This repository contains the code and resources for our proposed method of performing adversarial attacks on black-box Neural Ranking Models (NRMs). Our approach manipulates sentence-level embeddings to enhance the ranking positions of target documents by aligning them with the query context while maintaining semantic integrity.
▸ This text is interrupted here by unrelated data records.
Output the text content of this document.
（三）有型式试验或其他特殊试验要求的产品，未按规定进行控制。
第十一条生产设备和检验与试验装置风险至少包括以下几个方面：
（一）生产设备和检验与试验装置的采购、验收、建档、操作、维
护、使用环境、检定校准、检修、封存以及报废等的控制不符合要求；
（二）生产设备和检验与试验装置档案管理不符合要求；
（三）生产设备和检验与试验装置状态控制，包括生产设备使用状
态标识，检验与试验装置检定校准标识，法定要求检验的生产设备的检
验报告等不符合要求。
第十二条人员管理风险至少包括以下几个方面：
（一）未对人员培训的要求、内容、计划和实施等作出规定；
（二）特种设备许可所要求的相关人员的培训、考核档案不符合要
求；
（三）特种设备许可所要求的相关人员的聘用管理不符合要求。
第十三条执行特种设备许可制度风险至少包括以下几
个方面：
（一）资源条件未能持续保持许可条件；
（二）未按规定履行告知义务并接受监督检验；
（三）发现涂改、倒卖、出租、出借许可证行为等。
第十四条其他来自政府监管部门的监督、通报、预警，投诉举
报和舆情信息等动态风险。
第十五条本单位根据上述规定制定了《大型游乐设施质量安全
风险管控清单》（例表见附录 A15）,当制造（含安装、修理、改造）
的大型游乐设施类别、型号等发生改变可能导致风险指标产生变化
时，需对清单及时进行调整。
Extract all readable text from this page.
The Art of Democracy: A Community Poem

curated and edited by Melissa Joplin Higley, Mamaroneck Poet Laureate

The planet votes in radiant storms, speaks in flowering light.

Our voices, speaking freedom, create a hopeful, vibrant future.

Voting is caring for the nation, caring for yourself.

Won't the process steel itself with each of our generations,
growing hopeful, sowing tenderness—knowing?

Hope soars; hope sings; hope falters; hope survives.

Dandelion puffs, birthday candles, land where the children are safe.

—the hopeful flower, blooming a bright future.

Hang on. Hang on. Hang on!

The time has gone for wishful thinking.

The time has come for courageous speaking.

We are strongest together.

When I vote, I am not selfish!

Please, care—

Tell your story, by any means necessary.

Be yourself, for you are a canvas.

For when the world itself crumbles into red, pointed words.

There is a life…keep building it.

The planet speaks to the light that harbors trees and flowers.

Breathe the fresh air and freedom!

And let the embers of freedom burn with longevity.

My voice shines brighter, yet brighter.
This results in coherent, adversarial documents that seamlessly incorporate manipulated content and remain undetectable automatic and human evaluations.
EMPRA/
├── code/ # Main codebase
│ ├── attack/ # EMPRA attack implementation
│ ├── evaluation/ # Attack Performance and Content Fidelity Evaluation metrics and scripts
│ ├── preprocessing/ # Data preprocessing utilities
│ ├── scripts/ # Executable CLI scripts
│ └── utils/ # Utility functions
├── human_evaluation/ # Human evaluation study materials
│ ├── guideline/ # Annotation guidelines
│ ├── annotations/ # Human annotations
│ ├── results/ # Analysis results
│ ├── analyze_annotations_by_method.py # Annotation analysis script
│ └── README.md # Human evaluation documentation
├── run_empra_pipeline.sh # End-to-end bash script for EMPRA pipeline
└── README.md # Project documentation
Note: Step-by-step usage instructions are provided in this README below.
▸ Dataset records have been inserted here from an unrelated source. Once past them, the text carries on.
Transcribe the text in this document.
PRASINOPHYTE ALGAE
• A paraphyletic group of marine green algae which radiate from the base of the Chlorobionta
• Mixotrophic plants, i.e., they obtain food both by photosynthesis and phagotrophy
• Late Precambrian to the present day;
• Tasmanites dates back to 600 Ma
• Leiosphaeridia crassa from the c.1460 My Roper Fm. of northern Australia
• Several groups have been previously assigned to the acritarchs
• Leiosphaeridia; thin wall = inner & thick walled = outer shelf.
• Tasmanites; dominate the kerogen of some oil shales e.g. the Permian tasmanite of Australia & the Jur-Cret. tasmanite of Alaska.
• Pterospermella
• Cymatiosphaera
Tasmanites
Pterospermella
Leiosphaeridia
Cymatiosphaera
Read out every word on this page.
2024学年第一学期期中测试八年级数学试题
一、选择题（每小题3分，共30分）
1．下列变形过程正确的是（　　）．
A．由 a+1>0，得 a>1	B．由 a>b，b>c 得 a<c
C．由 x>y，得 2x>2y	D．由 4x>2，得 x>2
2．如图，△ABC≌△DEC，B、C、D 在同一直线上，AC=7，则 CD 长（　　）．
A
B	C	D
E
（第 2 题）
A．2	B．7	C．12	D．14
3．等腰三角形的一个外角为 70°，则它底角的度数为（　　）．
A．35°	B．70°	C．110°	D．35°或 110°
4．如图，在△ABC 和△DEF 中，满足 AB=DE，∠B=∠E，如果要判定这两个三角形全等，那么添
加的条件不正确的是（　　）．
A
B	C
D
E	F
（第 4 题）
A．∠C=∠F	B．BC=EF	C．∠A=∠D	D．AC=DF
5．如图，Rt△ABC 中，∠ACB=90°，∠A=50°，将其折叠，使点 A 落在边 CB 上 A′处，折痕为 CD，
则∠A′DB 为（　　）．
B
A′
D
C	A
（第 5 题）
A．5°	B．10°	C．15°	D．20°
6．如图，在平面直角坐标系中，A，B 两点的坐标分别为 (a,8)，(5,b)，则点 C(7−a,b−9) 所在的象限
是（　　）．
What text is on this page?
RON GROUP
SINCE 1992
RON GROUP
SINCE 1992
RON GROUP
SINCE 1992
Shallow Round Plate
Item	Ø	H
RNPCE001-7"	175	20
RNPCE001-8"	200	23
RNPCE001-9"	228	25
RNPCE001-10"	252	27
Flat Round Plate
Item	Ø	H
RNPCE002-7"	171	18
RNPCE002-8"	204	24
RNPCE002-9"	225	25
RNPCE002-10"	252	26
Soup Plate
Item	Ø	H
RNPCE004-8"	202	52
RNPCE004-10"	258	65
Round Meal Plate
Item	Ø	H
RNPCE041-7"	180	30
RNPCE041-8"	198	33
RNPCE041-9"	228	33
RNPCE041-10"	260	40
code/attack/: Core EMPRA attack implementation including embedding manipulation, sentence generation, and attack logiccode/scripts/: Command-line scripts for running the complete EMPRA pipelinecode/evaluation/: Evaluation scripts for attack performance, content fidelity, and linguistic acceptabilitycode/preprocessing/: Utilities for data preparation and target document selectionrun_empra_pipeline.sh: End-to-end bash script that automates adversarial text generation and adversarial document constructionhuman_evaluation/: Materials and results from the human evaluation study
In order to assess the attack performance of our surrogate-agnostic attacking method, EMPRA, we compare it with the best state-of-the-art baselines from each category including Query+, PRADA (word-level), PAT (trigger-level), Brittle-BERT (trigger-level), IDEM, LLM-Prompt (GPT-4), and AttackChain. The table below compare the attack performance in terms of attack success rate, boosted top-10, boosted top-50, average boost rank, perplexity and readability across target documents randomly selected from positions 51-100 (Easy-5). The comparison was made across thes best-performing surrogate model, MS(best), and the best-performing generic model, MG(best), targeting the victim NRM cross-encoder/ms-marco-MiniLM-L-12-v2.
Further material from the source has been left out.